Mosquito da dengue vira monstrinho moderno quando crianças aprendem com arte
Procurando a melhor maneira de chamar a atenção dos pequenos, de olho no registro fotográfico e empenhada em provar que as crianças aprendem, sim, as lições que vem em forma de arte, Ana Ruas não teve dúvidas. Deu alguns passos pelo ateliê, parou ao lado da mesa repleta de “tarecos”, pegou um carrinho e perguntou, em alto e bom som: “O que acontece se a gente deixar esse brinquedo do lado de fora da casa?”
- Pode acumular água, respondeu, sem pestanejar, um dos garotos que havia se juntado à roda.
Satisfeita, ela continuou. Manteve a ênfase e não perdeu o tom. Desta vez, segurava um pequeno vaso de planta, daqueles que a gente coloca em cima da mesa.
- E se eu colocar água nas folhas da planta?
No auge dos seus 7 anos, Maria Fernanda arriscou: “Acumula água”. Estava certa.
A artista, enfática, sorrindo como que satisfeita pela resposta e pelo resultado do esforço, continuou.

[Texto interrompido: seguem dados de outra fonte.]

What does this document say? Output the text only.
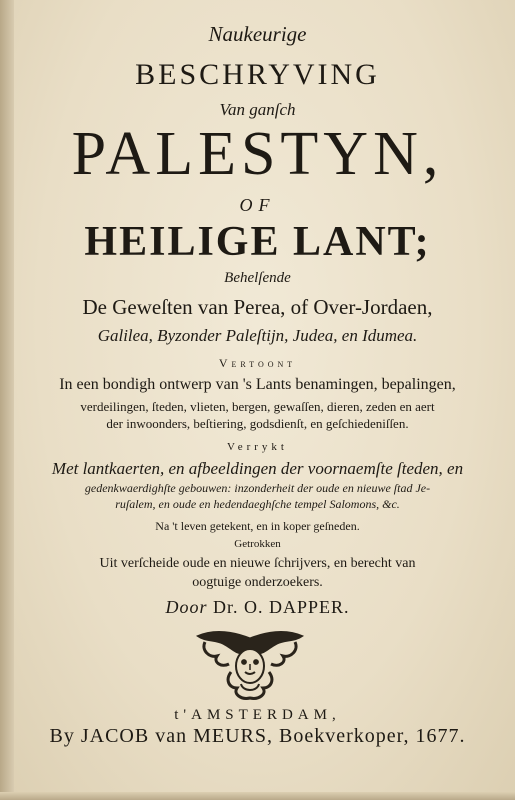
Naukeurige
BESCHRYVING
Van ganſch
PALESTYN,
OF
HEILIGE LANT;
Behelſende
De Geweſten van Perea, of Over-Jordaen,
Galilea, Byzonder Paleſtijn, Judea, en Idumea.
Vertoont
In een bondigh ontwerp van 's Lants benamingen, bepalingen,
verdeilingen, ſteden, vlieten, bergen, gewaſſen, dieren, zeden en aert
der inwoonders, beſtiering, godsdienſt, en geſchiedeniſſen.
Verrykt
Met lantkaerten, en afbeeldingen der voornaemſte ſteden, en
gedenkwaerdighſte gebouwen: inzonderheit der oude en nieuwe ſtad Je-
ruſalem, en oude en hedendaeghſche tempel Salomons, &c.
Na 't leven getekent, en in koper geſneden.
Getrokken
Uit verſcheide oude en nieuwe ſchrijvers, en berecht van
oogtuige onderzoekers.
Door Dr. O. DAPPER.
t'AMSTERDAM,
By JACOB van MEURS, Boekverkoper, 1677.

Deixou a plantinha de lado, escolheu uma lata fechada de tinta azul - a mesma cor que parece dominar o ambiente - e proferiu a nova sentença, apontando para a parte superior do objeto.
- Está seguro por mais que esteja tampada?
- Não, porque pode acumular água aí em cima, explicou Mariana Silva Vanderlei, também de 7 anos.
A turminha se deu por satisfeita. A artista não. Ana caminhou para o computador instalado ao lado da mesa, abriu um vídeo em macro que mostrava em detalhes um “monstrinho” não muito simpático, e indagou:
- O que este mosquitinho faz?
- Chupa o sangue da gente.
Exagerou, sem medo de errar, a pequena Valentina, de 6 anos.
- Nossa! O “cabinho” dele começa a ficar cheio de sangue.
Disse, visivelmente impressionado, Pedro Esteves Gonçalves, de 8 anos.
A exibição chega ao fim, mas o menino continua a explicação à reportagem: “Ele pica e deixa um vermelhinho que faz mal e dá dengue. Se picar duas vezes é a hemorrágica”.
A discussão, com tanta perturbação do repórter, se prolonga e chega à sala ao lado. Gustavo Ruas Brandi, de 9 anos, filho de artista, se junta ao time e enfatiza:
- Só sei que o mosquito da dengue traz a dengue. É por isso que se chama mosquito da dengue.
- Não. Ele chama Aedes Aegypti, corrigiu Pedro.
Termina conversa.
Oficina – Durante dois dias consecutivos, o ateliê Ana Ruas, localizado no bairro Taymã Park, em Campo Grande, recebeu cerca de 20 crianças, com idades de 5 a 10 anos, para a oficina “Educando o olhar”. O tema, desta vez, foram os insetos.
Como a cidade vive uma epidemia de dengue, a artista plástica, que dá nome ao ateliê, resolveu inserir o mosquito transmissor na lista de insetos a serem desenhados e pintados pelas crianças.
O espaço recebeu livros de biologia ilustrados, revistas especializadas e até larvas do Aedes Aegypti. Tudo para a criançada e brincar e aprender.
No grupo das mais novinhas, Martina Cestari, de 5 anos, exibia com orgulho o cartaz que havia feito. Explicou onde estavam as patinhas no desenho quase incompreensível, que ela segurava de cabeça para baixo.
Da doença, a menina não sabe muita coisa, é verdade, mas já aprendeu que o mosquito transmissor não é tão simpático como imaginava. “Achei que era um passarinho”, revelou.
Fotógrafa, Lilian Mara Barbosa Barros, de 32 anos, chegou ao final para registrar o desempenho da filha, Sara Barbosa Barros, de 6 anos, uma das que desenhou um mosquito gigante, no principal painel do ateliê.
Questionada sobre a ação do “inimigo” que acabara de desenhar, ela respondeu: “Se ele me picar eu vou ficar doente. Só isso que eu sei”. Para a idade, é mais do que o necessário. É, talvez, o suficiente.